The objective of this thesis is to investigate chemically – driven gel actuators and their usefulness to perform mechanical work. The thesis work has mainly concentrated on chitosan as the gel actuator material. Chitosan is a widely used biopolymer that shows a large volume transition through changing pH. The pH induced actuation behaviour of polymer gels makes these materials analogous to a biological muscle. From a mechanics viewpoint, polymers gels are very compliant, unlike more common engineering material such as metals or ceramics or even most polymers. The mechanical work output of an actuation system is determined from a combination of the displacement and force generated. A complication arises with gel actuators since prior work has shown that the application of an external force can change the gel volume transition. Very little information is available regarding the specific effect of an external load on the displacement generated by a gel actuator. The thesis included experiments on a homogeneous solvent swollen rubber as a model system. Actuation of the rubber was effected through solvent exchange. The mechanical actuation was investigated by three different approaches: Linear Elastic, Thermodynamic and Linear Elastic generalized to 3D (finite element model). These models are to account for both the mechanical properties and the actuation behaviour of these materials. Uniaxial mechanical testing has been conducted on natural rubber and chitosan gel in both the fully expanded and fully contracted states, and the material parameters from these mechanical tests were used in the various models. The model and material parameters are then used to predict the rubber/chitosan actuation behaviour under isotonic loading. Actuation tests on chitosan fibres showed unexpected results. Chitosan fibres showed a considerable strain difference between length and diameter during free actuation. An applied load during actuation process gave completely unexpected results: contraction in the length direction when expansion was expected and vice versa.

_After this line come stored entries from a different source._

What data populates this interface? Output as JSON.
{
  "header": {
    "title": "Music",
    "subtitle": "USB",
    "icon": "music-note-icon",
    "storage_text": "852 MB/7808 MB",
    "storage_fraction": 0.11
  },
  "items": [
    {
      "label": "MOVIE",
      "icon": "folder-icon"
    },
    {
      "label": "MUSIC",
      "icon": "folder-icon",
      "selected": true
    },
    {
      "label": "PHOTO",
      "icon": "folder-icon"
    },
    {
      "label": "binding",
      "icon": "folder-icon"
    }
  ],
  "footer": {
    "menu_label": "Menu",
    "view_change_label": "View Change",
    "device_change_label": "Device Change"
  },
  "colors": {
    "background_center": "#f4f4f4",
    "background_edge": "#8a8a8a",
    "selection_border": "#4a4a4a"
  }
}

The 3 - dimensional elastic approach based on the Finite Element Model was modified from the isotropic material (natural rubber) to account for the anisotropic chitosan fibres. This model enables a reasonable estimate of the Young’s modulus and Poisson’s ratio. The results suggest that the materials have different Young’s modulus in the longitudinal and transversal directions which produces a high expansion in the transversal direction in comparison with the longitudinal, affecting directly the actuation process.

Moreover the changes in Poisson’s ratio and modulus due to a change in the chemical environment (pH or solvent) were also shown to account for the unexpected actuation results. Useful dynamic information on the molecular scale was obtained on the structure of the fibre using a real-time small angle X-ray scattering (SAXS) technique. Parameters (particularly correlation lengths and intensity) fitted to the experimental data clearly indicated structural differences in the directions perpendicular and parallel to the fibre axis, however detailed description of the molecular organisation requires further investigation.